Discordo um pouco do Ferreira quanto ao fim do MM. Quando voltei à Curitiba, em 2017, eles estavam ensaiando um novo repertório, que ajudei a compor, na casa do baixista Alberto Lins. As características das músicas eram diferentes do Maxixe e já havia intenção de transformá-lo em outra banda. O encontro com o pessoal do ZiriGdanski só clarificou e apressou o surgimento da Orquestra Sem Fim, que recentemente fez um show memorável no 92 Graus. Acho que os 30 anos do Maxixe merecem uma apresentação comemorativa por tudo que eles realizaram no período, senão vejamos:

 

Música Brasileira de Curitiba é como os compositores do Maxixe Machine batizaram o samba urbano rápido, quase frevo/quase punk/quase carnaval e sem tons folclóricos ou farsecos praticado com exclusividade nesta cidade. O escritor Valêncio Xavier definiu muito bem esta rapidez, não como uma referência às escolas de samba que o aceleram no afã de cumprirem o seu cronograma, mas sim pelo fato que se mistura tudo aos compassos frenéticos da escola de velhos punk rocks com polkas e maxixes.

 

O maestro Roberto Gnatalli, quando em Curitiba classificou o Maxixe com a expressão “Paudurecência do Samba”. Formado em 1.995, pelos músicos do Beijo AA Força, o Maxixe Machine ganhou terreno com uma identidade sonora peculiar, acentuando sua pegada meio punk até mesmo em sambas antigos, de compositores consagrados como Noel, Assis Valente e Lamartine Babo entre outros. No repertório do MM, sambas antigos mesclados por sambas novos, composições próprias com a personalidade de quem veio do punk rock, mas tem o apelo do som popular. “BARBABEL” é o título de seu CD de estreia, lançado em 1.999. Juntamente com o CD foi lançado o filme média metragem 35mm “Bar Babel”, estrelado por Luis Melo, Carlos Careqa, Guilherme Weber, Guta Stresser, Erica Migon, Edu K, Alberto Trindade e grande elenco.

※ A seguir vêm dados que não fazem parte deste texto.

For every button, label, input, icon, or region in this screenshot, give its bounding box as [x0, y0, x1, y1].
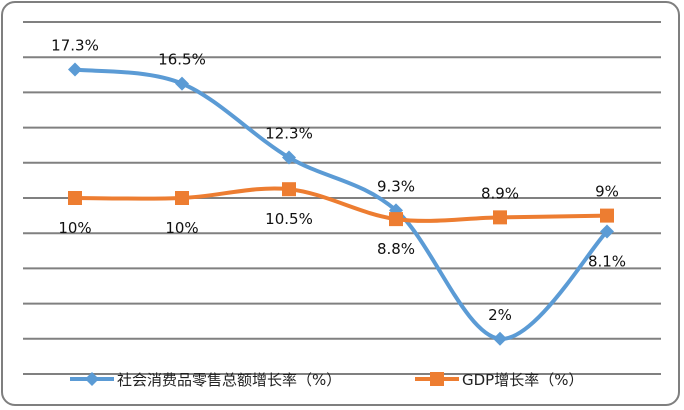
data-label: 8.8%: [377, 240, 415, 258]
data-label: 12.3%: [265, 125, 313, 143]
data-point: [600, 224, 614, 239]
data-label: 8.9%: [481, 184, 519, 202]
data-point: [68, 62, 82, 77]
data-point: [493, 331, 507, 346]
legend-marker: [85, 372, 99, 386]
series-line-2: [73, 186, 609, 223]
data-point: [68, 191, 82, 205]
data-label: 10%: [165, 219, 198, 237]
legend-marker: [430, 372, 444, 386]
data-label: 10.5%: [265, 210, 313, 228]
data-point: [493, 210, 507, 225]
data-point: [175, 191, 189, 205]
data-point: [282, 150, 296, 165]
data-label: 2%: [488, 306, 512, 324]
data-point: [600, 208, 614, 223]
data-label: 9%: [595, 183, 619, 201]
data-point: [175, 76, 189, 91]
data-point: [282, 182, 296, 197]
data-label: 16.5%: [158, 51, 206, 69]
data-label: 17.3%: [51, 37, 99, 55]
data-label: 10%: [58, 219, 91, 237]
data-label: 8.1%: [588, 252, 626, 270]
legend-label: 社会消费品零售总额增长率（%）: [117, 371, 341, 389]
legend-label: GDP增长率（%）: [462, 371, 583, 389]
data-point: [389, 212, 403, 227]
data-label: 9.3%: [377, 177, 415, 195]
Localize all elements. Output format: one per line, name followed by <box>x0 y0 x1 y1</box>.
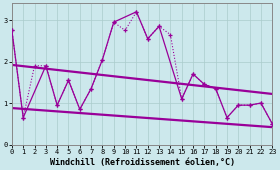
X-axis label: Windchill (Refroidissement éolien,°C): Windchill (Refroidissement éolien,°C) <box>50 158 235 167</box>
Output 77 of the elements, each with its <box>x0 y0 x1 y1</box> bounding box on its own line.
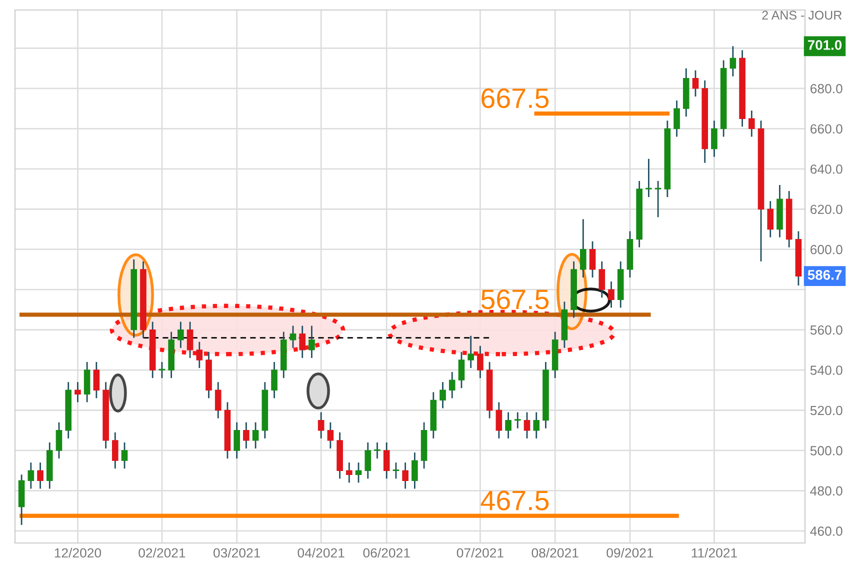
text: 701.0 <box>808 40 842 50</box>
candlestick <box>711 120 718 158</box>
y-tick-label: 680.0 <box>810 84 842 94</box>
candlestick <box>505 412 512 440</box>
annotation: 667.5 <box>482 88 549 108</box>
candlestick <box>674 100 680 138</box>
candlestick <box>74 381 81 403</box>
x-tick-label: 11/2021 <box>692 548 737 558</box>
candlestick <box>608 280 614 308</box>
candlestick <box>458 351 465 389</box>
candlestick <box>730 46 736 78</box>
candlestick <box>346 462 352 484</box>
x-tick-label: 02/2021 <box>138 548 186 558</box>
x-tick-label: 08/2021 <box>532 548 578 558</box>
y-tick-label: 460.0 <box>810 526 842 536</box>
candlestick <box>692 70 699 98</box>
x-tick-label: 07/2021 <box>456 548 504 558</box>
candlestick <box>364 442 372 480</box>
y-tick-label: 500.0 <box>810 446 842 456</box>
y-tick-label: 520.0 <box>810 406 842 416</box>
x-tick-label: 03/2021 <box>214 548 260 558</box>
y-tick-label: 540.0 <box>810 366 842 375</box>
candlestick <box>580 218 586 278</box>
candlestick <box>468 335 474 369</box>
candlestick <box>299 325 306 359</box>
candlestick <box>271 361 278 399</box>
candlestick <box>374 442 380 460</box>
chart-subtitle: 2 ANS - JOUR <box>762 10 842 20</box>
y-tick-label: 480.0 <box>810 486 842 496</box>
candlestick <box>514 412 521 430</box>
candlestick <box>93 361 100 399</box>
candlestick <box>252 422 259 450</box>
candlestick <box>308 325 315 359</box>
x-tick-label: 09/2021 <box>606 548 654 558</box>
candlestick <box>402 462 408 490</box>
candlestick <box>112 432 118 470</box>
text: 586.7 <box>808 270 842 280</box>
candlestick <box>196 341 203 369</box>
candlestick <box>448 371 456 399</box>
candlestick <box>158 361 166 379</box>
y-tick-label: 660.0 <box>810 124 842 134</box>
y-tick-label: 600.0 <box>810 244 842 254</box>
y-tick-label: 620.0 <box>810 204 842 214</box>
candlestick <box>392 462 400 480</box>
candlestick <box>214 381 222 419</box>
candlestick <box>383 442 390 480</box>
candlestick <box>121 442 128 470</box>
annotation: 467.5 <box>480 490 549 510</box>
candlestick <box>496 402 502 440</box>
candlestick <box>477 345 484 379</box>
candlestick <box>28 462 34 490</box>
x-tick-label: 06/2021 <box>363 548 410 558</box>
candlestick <box>243 422 250 450</box>
candlestick <box>290 325 296 349</box>
x-tick-label: 04/2021 <box>298 548 344 558</box>
candlestick <box>56 422 62 460</box>
candlestick <box>178 321 184 349</box>
candlestick <box>654 180 662 218</box>
candlestick <box>524 412 530 440</box>
candlestick <box>234 422 240 460</box>
annotation: 567.5 <box>481 290 549 310</box>
y-tick-label: 640.0 <box>810 164 842 174</box>
candlestick <box>355 462 362 484</box>
candlestick <box>646 158 652 198</box>
candlestick <box>598 260 606 298</box>
candlestick <box>37 462 44 490</box>
candlestick <box>440 381 446 409</box>
candlestick <box>589 240 596 278</box>
candlestick <box>186 321 194 359</box>
candlestick <box>327 422 334 450</box>
y-tick-label: 560.0 <box>810 325 842 335</box>
candlestick <box>412 452 418 490</box>
candlestick <box>533 412 540 440</box>
candlestick <box>767 200 774 238</box>
candlestick <box>748 110 755 138</box>
candlestick <box>318 412 324 440</box>
x-tick-label: 12/2020 <box>54 548 102 558</box>
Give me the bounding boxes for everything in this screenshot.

O filme, uma ficção documental sobre o samba, ambientado em um bar curitibano, tem 30 minutos e parte dele pode ser observada no vídeo clipe da música “Perdendo Tempo”, composta por Thadeu Wojciechowski, Paulo Leminski, Roberto Prado e Walmor Góes e lançada simultaneamente com o CD e a revista: https://www.youtube.com/watch?v=f4cTRYrTFJw.

 

A partir daí, o grupo excursionou divulgando seu trabalho, se apresentando para mais de 100.000 pessoas durante os anos de shows pelo País. Em 2001, celebraram o fato de terem sido selecionados entre os sete trabalhos mais representativos do sul do país pelo projeto “RUMOS MUSICAIS – ITAÚ CULTURAL 2000” e duas músicas foram incluídas em uma caixa de 10 CDs com distribuição nacional e internacional.

 

Em 2.008, o trabalho continua com a divulgação e lançamento de seu mais recente CD, o ABC DO LÁLÁLÁ, um disco voltado ao publico infanto-juvenil de todas as idades, com a pegada e o sarcasmo de sempre, mas desta vez a Censura é Livre, ou seja, o Maxixe continua divertido, mas aborda temas não etílico-sexuais como anteriormente. A temática é a própria música, monstros, animais e ecologia em ótimas letras e composições inspiradas. “ABC do LÁLÀLÀ” foi premiado e incluído na carteira música infantil 2010/2011/2012 do Itaú Cultural – Rumos Musicais.

 

Em 2010 e 2011 se apresentou nas Viradas Culturais Paulistas e no palco principal do SESC da Segunda Virada Cultural de Curitiba em 2011. No mesmo ano, o Maxixe fez um show com o lendário Paulo Diniz, que se apresentou pela primeira vez em Curitiba. Uma das músicas tocadas foi “Um Chopp Pra Distrair”: https://www.youtube.com/watch?v=TWuz-j1-chg.

 

Em 2012, na comemoração de 40 anos do Teatro Paiol, o Maxixe trouxe à Curitiba Walter Franco, o famoso artista de vanguarda, para um show conjunto. Uma das músicas pode ser vista aqui.

 

Em 2016, Rodrigo Barros, Luiz Ferreira e Sérgio Viralobos compuseram para a trilha sonora do filme “Deserto”, primeiro filme do diretor Guilherme Weber. Aqui vemos o Maxixe Machine tocando a música “Decrépita Trupe” em sua última gravação: https://www.youtube.com/watch?v=aNKuxb1RA9s.

 

É ou não é um mundo estranho e inacreditável?